American, which filed for Chapter 11 protection in November, has said it must cut at least 13,000 jobs to trim labor costs.

Information on American’s final offer will be sent to TWU members next week and balloting will begin after that. The voting results are expected to be made public the week of May 14, a spokesman for the TWU said. The Transport Workers Union represents 26,000 American employees.

The TWU was one of three American Airlines unions that last week threw their support behind a potential merger of American and US Airways, saying a merged carrier would save more jobs than American’s plan to reorganize on a stand-alone basis.

AMR has long shunned merger interest from US Airways, and American executives and financial advisers defended the company’s plan to reorganize on a stand-alone basis in court this week, saying it needed its own plan against which to judge merger offers. A court battle between American and unions is underway over the company’s request to scrap its collective bargaining agreements and impose interim terms unilaterally.

This week, US Airways Chief Executive Doug Parker said that since American has made clear it prefers to emerge from Chapter 11 as an independent carrier, his company was now focused on courting support for a merger from American’s unsecured creditors.

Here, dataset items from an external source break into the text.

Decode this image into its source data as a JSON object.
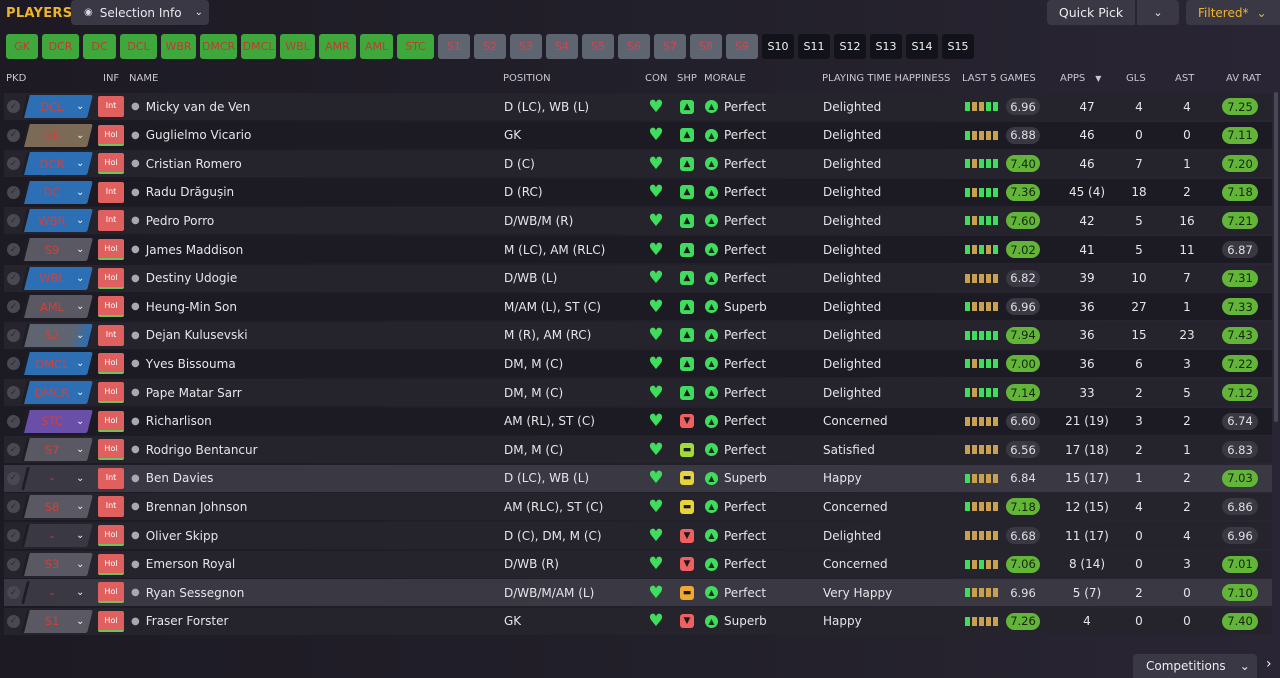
{
  "header": {
    "title": "PLAYERS",
    "selection_info": "Selection Info",
    "quick_pick": "Quick Pick",
    "filtered": "Filtered*"
  },
  "chips": [
    {
      "label": "GK",
      "style": "g",
      "w": 32
    },
    {
      "label": "DCR",
      "style": "g",
      "w": 37
    },
    {
      "label": "DC",
      "style": "g",
      "w": 33
    },
    {
      "label": "DCL",
      "style": "g",
      "w": 37
    },
    {
      "label": "WBR",
      "style": "g",
      "w": 35
    },
    {
      "label": "DMCR",
      "style": "g",
      "w": 37
    },
    {
      "label": "DMCL",
      "style": "g",
      "w": 35
    },
    {
      "label": "WBL",
      "style": "g",
      "w": 35
    },
    {
      "label": "AMR",
      "style": "g",
      "w": 37
    },
    {
      "label": "AML",
      "style": "g",
      "w": 33
    },
    {
      "label": "STC",
      "style": "g",
      "w": 37
    },
    {
      "label": "S1",
      "style": "s",
      "w": 32
    },
    {
      "label": "S2",
      "style": "s",
      "w": 32
    },
    {
      "label": "S3",
      "style": "s",
      "w": 32
    },
    {
      "label": "S4",
      "style": "s",
      "w": 32
    },
    {
      "label": "S5",
      "style": "s",
      "w": 32
    },
    {
      "label": "S6",
      "style": "s",
      "w": 32
    },
    {
      "label": "S7",
      "style": "s",
      "w": 32
    },
    {
      "label": "S8",
      "style": "s",
      "w": 32
    },
    {
      "label": "S9",
      "style": "s",
      "w": 32
    },
    {
      "label": "S10",
      "style": "d",
      "w": 32
    },
    {
      "label": "S11",
      "style": "d",
      "w": 32
    },
    {
      "label": "S12",
      "style": "d",
      "w": 32
    },
    {
      "label": "S13",
      "style": "d",
      "w": 32
    },
    {
      "label": "S14",
      "style": "d",
      "w": 32
    },
    {
      "label": "S15",
      "style": "d",
      "w": 32
    }
  ],
  "columns": {
    "pkd": "PKD",
    "inf": "INF",
    "name": "NAME",
    "position": "POSITION",
    "con": "CON",
    "shp": "SHP",
    "morale": "MORALE",
    "pth": "PLAYING TIME HAPPINESS",
    "last5": "LAST 5 GAMES",
    "apps": "APPS",
    "gls": "GLS",
    "ast": "AST",
    "avrat": "AV RAT"
  },
  "colors": {
    "accent": "#f0b429",
    "chip_green": "#3fa83c",
    "good": "#3fdc5e",
    "bad": "#d2403a"
  },
  "players": [
    {
      "pos": "DCL",
      "posStyle": "blue",
      "inf": "Int",
      "name": "Micky van de Ven",
      "position": "D (LC), WB (L)",
      "shp": "green",
      "morale": "Perfect",
      "pth": "Delighted",
      "bars": "gttgg",
      "last5rating": "6.96",
      "l5green": false,
      "apps": "47",
      "gls": "4",
      "ast": "4",
      "avrat": "7.25",
      "avgreen": true
    },
    {
      "pos": "GK",
      "posStyle": "brown",
      "inf": "Hol",
      "name": "Guglielmo Vicario",
      "position": "GK",
      "shp": "green",
      "morale": "Perfect",
      "pth": "Delighted",
      "bars": "gtttt",
      "last5rating": "6.88",
      "l5green": false,
      "apps": "46",
      "gls": "0",
      "ast": "0",
      "avrat": "7.11",
      "avgreen": true
    },
    {
      "pos": "DCR",
      "posStyle": "blue",
      "inf": "Hol",
      "name": "Cristian Romero",
      "position": "D (C)",
      "shp": "green",
      "morale": "Perfect",
      "pth": "Delighted",
      "bars": "gtggg",
      "last5rating": "7.40",
      "l5green": true,
      "apps": "46",
      "gls": "7",
      "ast": "1",
      "avrat": "7.20",
      "avgreen": true
    },
    {
      "pos": "DC",
      "posStyle": "blue",
      "inf": "Int",
      "name": "Radu Drăgușin",
      "position": "D (RC)",
      "shp": "green",
      "morale": "Perfect",
      "pth": "Delighted",
      "bars": "gtggg",
      "last5rating": "7.36",
      "l5green": true,
      "apps": "45 (4)",
      "gls": "18",
      "ast": "2",
      "avrat": "7.18",
      "avgreen": true
    },
    {
      "pos": "WBR",
      "posStyle": "blue",
      "inf": "Int",
      "name": "Pedro Porro",
      "position": "D/WB/M (R)",
      "shp": "green",
      "morale": "Perfect",
      "pth": "Delighted",
      "bars": "gtggg",
      "last5rating": "7.60",
      "l5green": true,
      "apps": "42",
      "gls": "5",
      "ast": "16",
      "avrat": "7.21",
      "avgreen": true
    },
    {
      "pos": "S9",
      "posStyle": "grey",
      "inf": "Hol",
      "name": "James Maddison",
      "position": "M (LC), AM (RLC)",
      "shp": "green",
      "morale": "Perfect",
      "pth": "Delighted",
      "bars": "gtgtg",
      "last5rating": "7.02",
      "l5green": true,
      "apps": "41",
      "gls": "5",
      "ast": "11",
      "avrat": "6.87",
      "avgreen": false
    },
    {
      "pos": "WBL",
      "posStyle": "blue",
      "inf": "Hol",
      "name": "Destiny Udogie",
      "position": "D/WB (L)",
      "shp": "green",
      "morale": "Perfect",
      "pth": "Delighted",
      "bars": "ttttt",
      "last5rating": "6.82",
      "l5green": false,
      "apps": "39",
      "gls": "10",
      "ast": "7",
      "avrat": "7.31",
      "avgreen": true
    },
    {
      "pos": "AML",
      "posStyle": "grey",
      "inf": "Hol",
      "name": "Heung-Min Son",
      "position": "M/AM (L), ST (C)",
      "shp": "green",
      "morale": "Superb",
      "pth": "Delighted",
      "bars": "gtttt",
      "last5rating": "6.96",
      "l5green": false,
      "apps": "36",
      "gls": "27",
      "ast": "1",
      "avrat": "7.33",
      "avgreen": true
    },
    {
      "pos": "S2",
      "posStyle": "gb",
      "inf": "Int",
      "name": "Dejan Kulusevski",
      "position": "M (R), AM (RC)",
      "shp": "green",
      "morale": "Perfect",
      "pth": "Delighted",
      "bars": "ggggg",
      "last5rating": "7.94",
      "l5green": true,
      "apps": "36",
      "gls": "15",
      "ast": "23",
      "avrat": "7.43",
      "avgreen": true
    },
    {
      "pos": "DMCL",
      "posStyle": "blue",
      "inf": "Hol",
      "name": "Yves Bissouma",
      "position": "DM, M (C)",
      "shp": "green",
      "morale": "Perfect",
      "pth": "Delighted",
      "bars": "gtggg",
      "last5rating": "7.00",
      "l5green": true,
      "apps": "36",
      "gls": "6",
      "ast": "3",
      "avrat": "7.22",
      "avgreen": true
    },
    {
      "pos": "DMCR",
      "posStyle": "blue",
      "inf": "Hol",
      "name": "Pape Matar Sarr",
      "position": "DM, M (C)",
      "shp": "green",
      "morale": "Perfect",
      "pth": "Delighted",
      "bars": "gtggg",
      "last5rating": "7.14",
      "l5green": true,
      "apps": "33",
      "gls": "2",
      "ast": "5",
      "avrat": "7.12",
      "avgreen": true
    },
    {
      "pos": "STC",
      "posStyle": "purple",
      "inf": "Hol",
      "name": "Richarlison",
      "position": "AM (RL), ST (C)",
      "shp": "red",
      "morale": "Perfect",
      "pth": "Concerned",
      "bars": "ttttt",
      "last5rating": "6.60",
      "l5green": false,
      "apps": "21 (19)",
      "gls": "3",
      "ast": "2",
      "avrat": "6.74",
      "avgreen": false
    },
    {
      "pos": "S7",
      "posStyle": "grey",
      "inf": "Hol",
      "name": "Rodrigo Bentancur",
      "position": "DM, M (C)",
      "shp": "lime",
      "morale": "Perfect",
      "pth": "Satisfied",
      "bars": "ttttt",
      "last5rating": "6.56",
      "l5green": false,
      "apps": "17 (18)",
      "gls": "2",
      "ast": "1",
      "avrat": "6.83",
      "avgreen": false
    },
    {
      "pos": "-",
      "posStyle": "dark",
      "inf": "Int",
      "name": "Ben Davies",
      "position": "D (LC), WB (L)",
      "shp": "yellow",
      "morale": "Superb",
      "pth": "Happy",
      "bars": "gtttt",
      "last5rating": "6.84",
      "l5green": false,
      "apps": "15 (17)",
      "gls": "1",
      "ast": "2",
      "avrat": "7.03",
      "avgreen": true
    },
    {
      "pos": "S8",
      "posStyle": "grey",
      "inf": "Int",
      "name": "Brennan Johnson",
      "position": "AM (RLC), ST (C)",
      "shp": "yellow",
      "morale": "Perfect",
      "pth": "Concerned",
      "bars": "gtttt",
      "last5rating": "7.18",
      "l5green": true,
      "apps": "12 (15)",
      "gls": "4",
      "ast": "2",
      "avrat": "6.86",
      "avgreen": false
    },
    {
      "pos": "-",
      "posStyle": "dark",
      "inf": "Hol",
      "name": "Oliver Skipp",
      "position": "D (C), DM, M (C)",
      "shp": "red",
      "morale": "Perfect",
      "pth": "Delighted",
      "bars": "ttttt",
      "last5rating": "6.68",
      "l5green": false,
      "apps": "11 (17)",
      "gls": "0",
      "ast": "4",
      "avrat": "6.96",
      "avgreen": false
    },
    {
      "pos": "S3",
      "posStyle": "grey",
      "inf": "Hol",
      "name": "Emerson Royal",
      "position": "D/WB (R)",
      "shp": "red",
      "morale": "Perfect",
      "pth": "Concerned",
      "bars": "gtgtt",
      "last5rating": "7.06",
      "l5green": true,
      "apps": "8 (14)",
      "gls": "0",
      "ast": "3",
      "avrat": "7.01",
      "avgreen": true
    },
    {
      "pos": "-",
      "posStyle": "dark",
      "inf": "Hol",
      "name": "Ryan Sessegnon",
      "position": "D/WB/M/AM (L)",
      "shp": "orange",
      "morale": "Perfect",
      "pth": "Very Happy",
      "bars": "gtttt",
      "last5rating": "6.96",
      "l5green": false,
      "apps": "5 (7)",
      "gls": "2",
      "ast": "0",
      "avrat": "7.10",
      "avgreen": true
    },
    {
      "pos": "S1",
      "posStyle": "grey",
      "inf": "Hol",
      "name": "Fraser Forster",
      "position": "GK",
      "shp": "red",
      "morale": "Superb",
      "pth": "Happy",
      "bars": "gtttt",
      "last5rating": "7.26",
      "l5green": true,
      "apps": "4",
      "gls": "0",
      "ast": "0",
      "avrat": "7.40",
      "avgreen": true
    }
  ],
  "footer": {
    "competitions": "Competitions"
  }
}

More than 1,300 fleet service jobs held by TWU members would be saved under the US Airways plan by eliminating the outsourcing of work at 30 cities, including Atlanta, Newark, New Jersey, Phoenix and Seattle, documents pertaining to the agreement indicate.

The US Airways plan also allows for enhanced severance and would minimize the outsourcing of cargo and mail handling work at four airports compared with the American plan. The US Air plan also calls for a two-year protection from furloughs for more than 4,000 technicians at a Tulsa, Oklahoma, maintenance base, according to the documents.

The US Airways plan would provide a company 401(k) plan match of 3 percent, compared with a 5.5 percent match under the American plan.